While the motive may not have been the most admiral, the means in which I started digging for any innate talent was fairly insightful – I went to the source of inspiration for most musicians whose phrasing or playing I admired; the human voice. Relatively speaking, the electric guitar is a very new instrument in its current guise, and you don’t have to look too far back into history for a time when a generation of budding guitarists could have only looked to the human voice for inspiration. Irrespective of style or genre, there’s a vocal quality to great phrasing that, in some way or another, is reminiscent of the great vocalists. I started voraciously learning soul and R&B melodies as opposed to purely guitar solos - trying to sound more like Stevie Wonder than Stevie Ray; more Fitzgerald than Frusciante; more Redding than Rhodes. That’s not to take anything away from those guitarists; they’re still among my favourite musicians. But whether subconscious or not, their initial influence would have come from players who were directly trying to emulate the freedom and fluidity of great singers.

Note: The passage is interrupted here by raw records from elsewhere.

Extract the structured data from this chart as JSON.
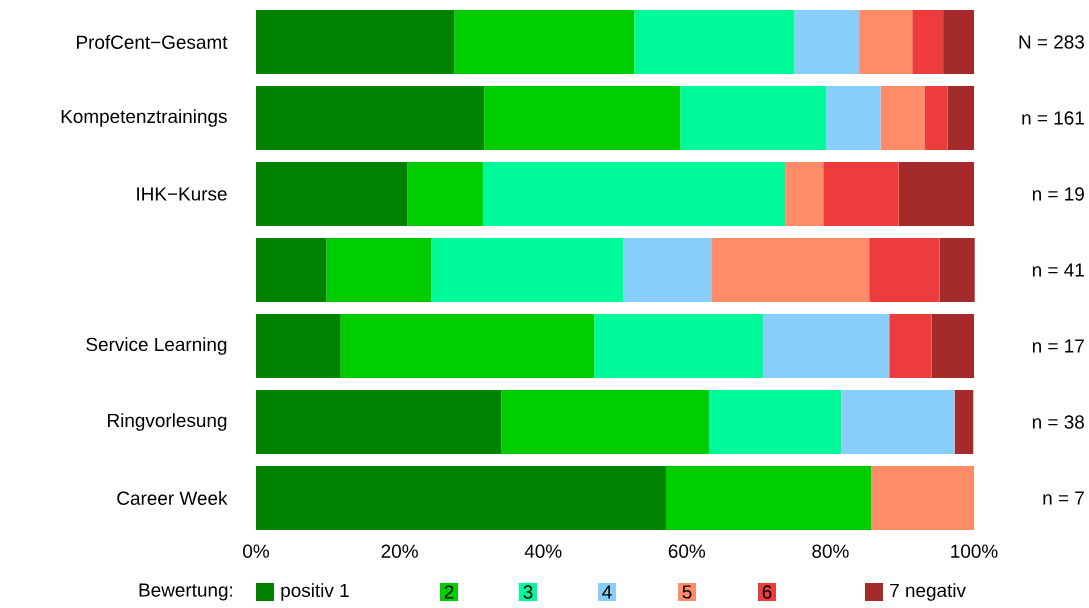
{
  "chart_data": {
    "type": "bar",
    "orientation": "horizontal",
    "stacked": true,
    "categories": [
      "ProfCent−Gesamt",
      "Kompetenztrainings",
      "IHK−Kurse",
      null,
      "Service Learning",
      "Ringvorlesung",
      "Career Week"
    ],
    "series": [
      {
        "name": "positiv  1",
        "color": "#008400",
        "values": [
          27.6,
          31.8,
          21.1,
          9.8,
          11.8,
          34.2,
          57.1
        ]
      },
      {
        "name": "2",
        "color": "#00cd00",
        "values": [
          25.1,
          27.3,
          10.5,
          14.6,
          35.3,
          28.9,
          28.6
        ]
      },
      {
        "name": "3",
        "color": "#00fa9a",
        "values": [
          22.3,
          20.3,
          42.1,
          26.8,
          23.5,
          18.4,
          0
        ]
      },
      {
        "name": "4",
        "color": "#87cefa",
        "values": [
          9.0,
          7.6,
          0,
          12.2,
          17.6,
          15.8,
          0
        ]
      },
      {
        "name": "5",
        "color": "#ff8c69",
        "values": [
          7.4,
          6.1,
          5.3,
          22.0,
          0,
          0,
          14.3
        ]
      },
      {
        "name": "6",
        "color": "#ee3b3b",
        "values": [
          4.3,
          3.2,
          10.5,
          9.8,
          5.9,
          0,
          0
        ]
      },
      {
        "name": "7  negativ",
        "color": "#a52a2a",
        "values": [
          4.3,
          3.7,
          10.5,
          4.9,
          5.9,
          2.6,
          0
        ]
      }
    ],
    "xlim": [
      0,
      100
    ],
    "xticks": [
      {
        "value": 0,
        "label": "0%"
      },
      {
        "value": 20,
        "label": "20%"
      },
      {
        "value": 40,
        "label": "40%"
      },
      {
        "value": 60,
        "label": "60%"
      },
      {
        "value": 80,
        "label": "80%"
      },
      {
        "value": 100,
        "label": "100%"
      }
    ],
    "legend": "bottom",
    "legend_title": "Bewertung:",
    "annotations": [
      "N = 283",
      "n = 161",
      "n = 19",
      "n = 41",
      "n = 17",
      "n = 38",
      "n = 7"
    ]
  }
}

This is where I first became aware of, for lack of a better term, multi-stage bending, as in this week’s lesson. The guitar is a fairly inhibitive instrument when it comes to how many notes are available to you, primarily because each one is linearly marked by the distance between two pieces of wire. A bottleneck goes a long way to opening up those microtonal availabilities (the notes between the notes), but try as I might, my slide playing is still closer to Derek Trotter than Derek Trucks! The next logical step was to emulate that vocal freedom by bending notes to pitch. If you’re a singer, Kanye West excluded, (aided by an unhealthy dose of Antares Autotune…) you hit notes by bending and sliding between them, thus momentarily touching upon an infinite amount of notes in between – those which aren’t delineated by dots on a piece of wood or lines on a musical manuscript.

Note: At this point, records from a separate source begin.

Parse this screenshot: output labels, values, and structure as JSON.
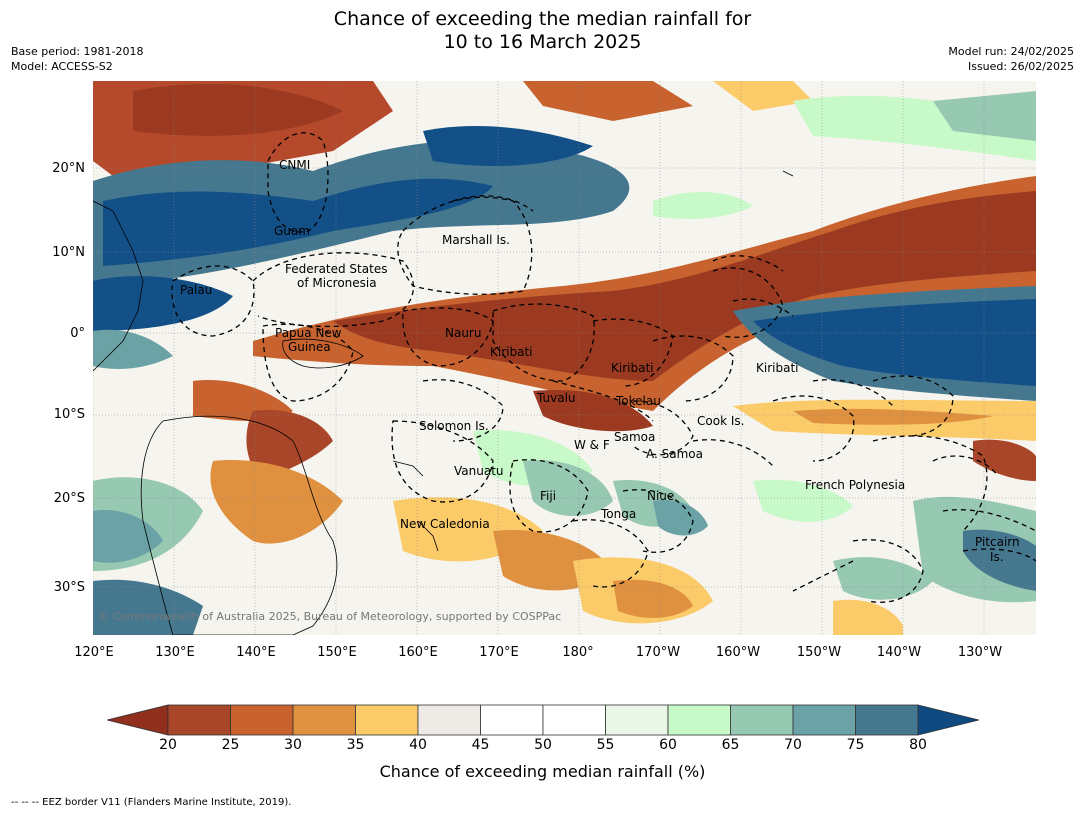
{
  "title": {
    "line1": "Chance of exceeding the median rainfall for",
    "line2": "10 to 16 March 2025"
  },
  "meta_left": {
    "base_period": "Base period: 1981-2018",
    "model": "Model: ACCESS-S2"
  },
  "meta_right": {
    "model_run": "Model run: 24/02/2025",
    "issued": "Issued: 26/02/2025"
  },
  "map": {
    "lat_labels": [
      "20°N",
      "10°N",
      "0°",
      "10°S",
      "20°S",
      "30°S"
    ],
    "lon_labels": [
      "120°E",
      "130°E",
      "140°E",
      "150°E",
      "160°E",
      "170°E",
      "180°",
      "170°W",
      "160°W",
      "150°W",
      "140°W",
      "130°W"
    ],
    "places": [
      "CNMI",
      "Guam",
      "Marshall Is.",
      "Federated States",
      "of Micronesia",
      "Palau",
      "Papua New",
      "Guinea",
      "Nauru",
      "Kiribati",
      "Kiribati",
      "Kiribati",
      "Tuvalu",
      "Tokelau",
      "Cook Is.",
      "Solomon Is.",
      "Samoa",
      "W & F",
      "A. Samoa",
      "Vanuatu",
      "Fiji",
      "Niue",
      "French Polynesia",
      "Tonga",
      "New Caledonia",
      "Pitcairn",
      "Is."
    ],
    "copyright": "© Commonwealth of Australia 2025, Bureau of Meteorology, supported by COSPPac"
  },
  "colorbar": {
    "ticks": [
      "20",
      "25",
      "30",
      "35",
      "40",
      "45",
      "50",
      "55",
      "60",
      "65",
      "70",
      "75",
      "80"
    ],
    "colors": [
      "#a9462a",
      "#c8632f",
      "#e0913f",
      "#fbcb6a",
      "#eeebe6",
      "#ffffff",
      "#ffffff",
      "#e8f7e8",
      "#c8f9c8",
      "#97c8b2",
      "#6aa2a6",
      "#45788f",
      "#135088"
    ],
    "low_color": "#8f2f1c",
    "high_color": "#0f4a80",
    "label": "Chance of exceeding median rainfall (%)"
  },
  "footnote": "-- -- -- EEZ border V11 (Flanders Marine Institute, 2019)."
}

Take the first word of the ‘Where Is Love’ in the video above – an otherwise monosyllabic word suddenly consists of 5 segments, each incorporating a different note. If you notated those notes on a stave and then proceeded to play them in turn, you’re left with a rather one-dimensional interpretation of a three-dimensional, sung melody – a black and white approach to a kaleidoscopic patchwork. However, when you bend and slide between the notes, you retain those microtonal inflections that are ordinarily reserved for singers and usually differentiate a vocal part from an instrumental part. The result is that your guitar sounds less like a guitar, restricted by dots, lines and strings, and more like a voice – limited only by your own imagination and the confines of musical taste!

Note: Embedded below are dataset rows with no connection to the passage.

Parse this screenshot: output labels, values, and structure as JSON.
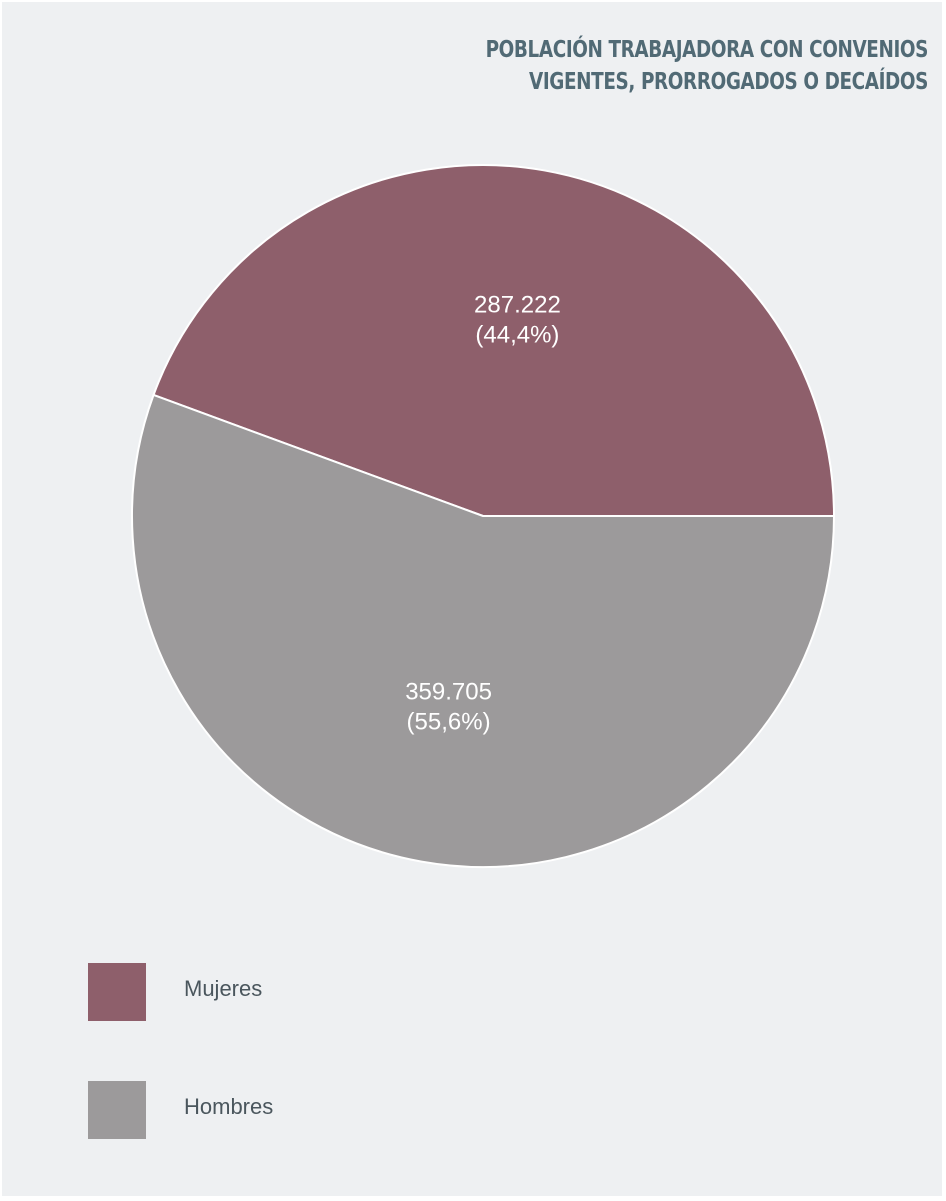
{
  "chart_data": {
    "type": "pie",
    "title_lines": [
      "POBLACIÓN TRABAJADORA CON CONVENIOS",
      "VIGENTES, PRORROGADOS O DECAÍDOS"
    ],
    "slices": [
      {
        "name": "Mujeres",
        "value": 287222,
        "value_label": "287.222",
        "percent_label": "(44,4%)",
        "color": "#8e5f6b"
      },
      {
        "name": "Hombres",
        "value": 359705,
        "value_label": "359.705",
        "percent_label": "(55,6%)",
        "color": "#9c9a9b"
      }
    ],
    "legend": {
      "placement": "bottom-left",
      "entries": [
        "Mujeres",
        "Hombres"
      ]
    }
  },
  "colors": {
    "title": "#516a75",
    "background": "#eef0f2",
    "slice_label": "#ffffff",
    "legend_text": "#4a565d",
    "separator": "#ffffff"
  }
}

Ultimately, this is the beauty of phrasing, much like vibrato and a myriad of other forms of personal expression. There’s no right, and there’s definitely no wrong. There’s only what appeals to you and connects the listener to the song. And as much as phrasing may not be something that can be learned, listening to the masters isn’t a bad place to look for inspiration. Just remember that those masters may not always be the one using six strings as their voice.